While April traditionally starts with silliness, it’s quite true that warm ups will boost your garden performance and leave you less achy later. Years ago, when arthritis cramped my style, the gentle stretching and slow movements of tai chi helped me get back in the garden. Whether you practice tai chi or simply work on stretching and balancing each day, it can make a dramatic difference. Just walking attentively, shifting weight through the feet, dropping the center of balance, keeping the lower back open, all work to restore some suppleness to stiffening backs and knees. I especially appreciate my balance practice when I have to bend, stoop, crouch or kneel, and even more when I pry myself up again. I can also highly recommend practicing a straight-backed squat rather than kneeling. Keeping your spine straight and elongated helps counteract the spinal compression caused by excess sitting time. (Who, me?)

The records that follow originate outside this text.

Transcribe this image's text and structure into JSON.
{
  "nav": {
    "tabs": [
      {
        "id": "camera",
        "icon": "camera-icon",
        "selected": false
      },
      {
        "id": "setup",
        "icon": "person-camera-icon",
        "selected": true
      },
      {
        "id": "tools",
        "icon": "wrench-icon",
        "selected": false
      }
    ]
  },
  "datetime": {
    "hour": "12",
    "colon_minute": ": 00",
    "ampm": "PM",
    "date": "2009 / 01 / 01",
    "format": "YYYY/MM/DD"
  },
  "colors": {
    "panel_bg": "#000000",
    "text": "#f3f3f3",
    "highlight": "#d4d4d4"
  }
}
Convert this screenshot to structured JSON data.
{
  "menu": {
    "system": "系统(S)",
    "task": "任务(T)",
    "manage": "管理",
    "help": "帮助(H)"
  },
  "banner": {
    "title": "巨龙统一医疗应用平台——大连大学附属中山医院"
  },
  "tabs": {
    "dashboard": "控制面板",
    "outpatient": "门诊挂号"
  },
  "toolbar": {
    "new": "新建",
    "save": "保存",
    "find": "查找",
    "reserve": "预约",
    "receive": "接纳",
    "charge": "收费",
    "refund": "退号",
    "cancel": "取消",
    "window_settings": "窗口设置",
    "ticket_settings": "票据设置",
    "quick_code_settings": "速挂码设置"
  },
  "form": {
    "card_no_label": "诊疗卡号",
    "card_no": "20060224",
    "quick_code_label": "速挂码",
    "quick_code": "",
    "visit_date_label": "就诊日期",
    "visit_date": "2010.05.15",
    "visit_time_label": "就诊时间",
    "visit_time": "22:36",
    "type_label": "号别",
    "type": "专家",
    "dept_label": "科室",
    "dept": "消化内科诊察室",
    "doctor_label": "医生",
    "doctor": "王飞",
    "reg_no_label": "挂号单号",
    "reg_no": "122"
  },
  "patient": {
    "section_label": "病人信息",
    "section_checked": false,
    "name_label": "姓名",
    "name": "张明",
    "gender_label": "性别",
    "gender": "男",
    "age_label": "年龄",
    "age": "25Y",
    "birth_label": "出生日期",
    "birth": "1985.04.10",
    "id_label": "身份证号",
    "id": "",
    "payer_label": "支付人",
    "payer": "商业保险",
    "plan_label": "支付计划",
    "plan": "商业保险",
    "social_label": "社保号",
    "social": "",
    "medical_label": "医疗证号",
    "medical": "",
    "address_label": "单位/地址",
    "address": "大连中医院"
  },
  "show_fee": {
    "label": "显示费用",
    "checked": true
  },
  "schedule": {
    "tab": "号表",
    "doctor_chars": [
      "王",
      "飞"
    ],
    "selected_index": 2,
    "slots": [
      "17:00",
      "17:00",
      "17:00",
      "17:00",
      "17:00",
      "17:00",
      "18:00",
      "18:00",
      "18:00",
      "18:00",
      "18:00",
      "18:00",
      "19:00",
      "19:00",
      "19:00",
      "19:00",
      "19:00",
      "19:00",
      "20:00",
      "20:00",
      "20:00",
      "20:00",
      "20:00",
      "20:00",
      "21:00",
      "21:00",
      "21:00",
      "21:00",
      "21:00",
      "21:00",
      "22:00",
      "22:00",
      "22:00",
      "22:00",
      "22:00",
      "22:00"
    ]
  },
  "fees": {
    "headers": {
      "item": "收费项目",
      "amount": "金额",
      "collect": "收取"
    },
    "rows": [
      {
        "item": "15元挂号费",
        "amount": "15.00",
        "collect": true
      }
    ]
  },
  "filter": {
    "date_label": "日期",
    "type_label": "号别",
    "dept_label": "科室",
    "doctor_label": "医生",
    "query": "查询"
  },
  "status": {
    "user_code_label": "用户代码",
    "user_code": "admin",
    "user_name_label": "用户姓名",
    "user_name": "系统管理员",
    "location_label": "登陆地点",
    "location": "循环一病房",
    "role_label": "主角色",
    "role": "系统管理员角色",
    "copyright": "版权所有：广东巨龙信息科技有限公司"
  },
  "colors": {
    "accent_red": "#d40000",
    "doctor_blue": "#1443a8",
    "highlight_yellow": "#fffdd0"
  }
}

To prevent soreness, warm up all your joints before gardening. A few minutes of Saturday warmups can pay off all week! Start with 10 neck rolls, avoiding the backward position (tilt an ear to your shoulder, tuck your chin on your chest, then roll the other ear to its shoulder). Next, circle both shoulders 10 times, forwards and backwards. Raise your arms and rotate them at shoulder height 10 times in each directions. Now, with your arms at your sides, lightly clench your hands and circle your wrists 10 times forwards and backwards, then squeeze and release your hands 10 times. Shake out your hands lightly; they should tingle just a bit. To loosen the waist, do 10 hip circles in each direction (like using a hula hoop). Shake out each leg for a few seconds and jump almost-but-not-quite off the ground on both feet together 10 times. Gently shake out your hands and arms again for 5 seconds. After all that, you should feel brisk and warm, with all joints loosened up and ready for action. Onward!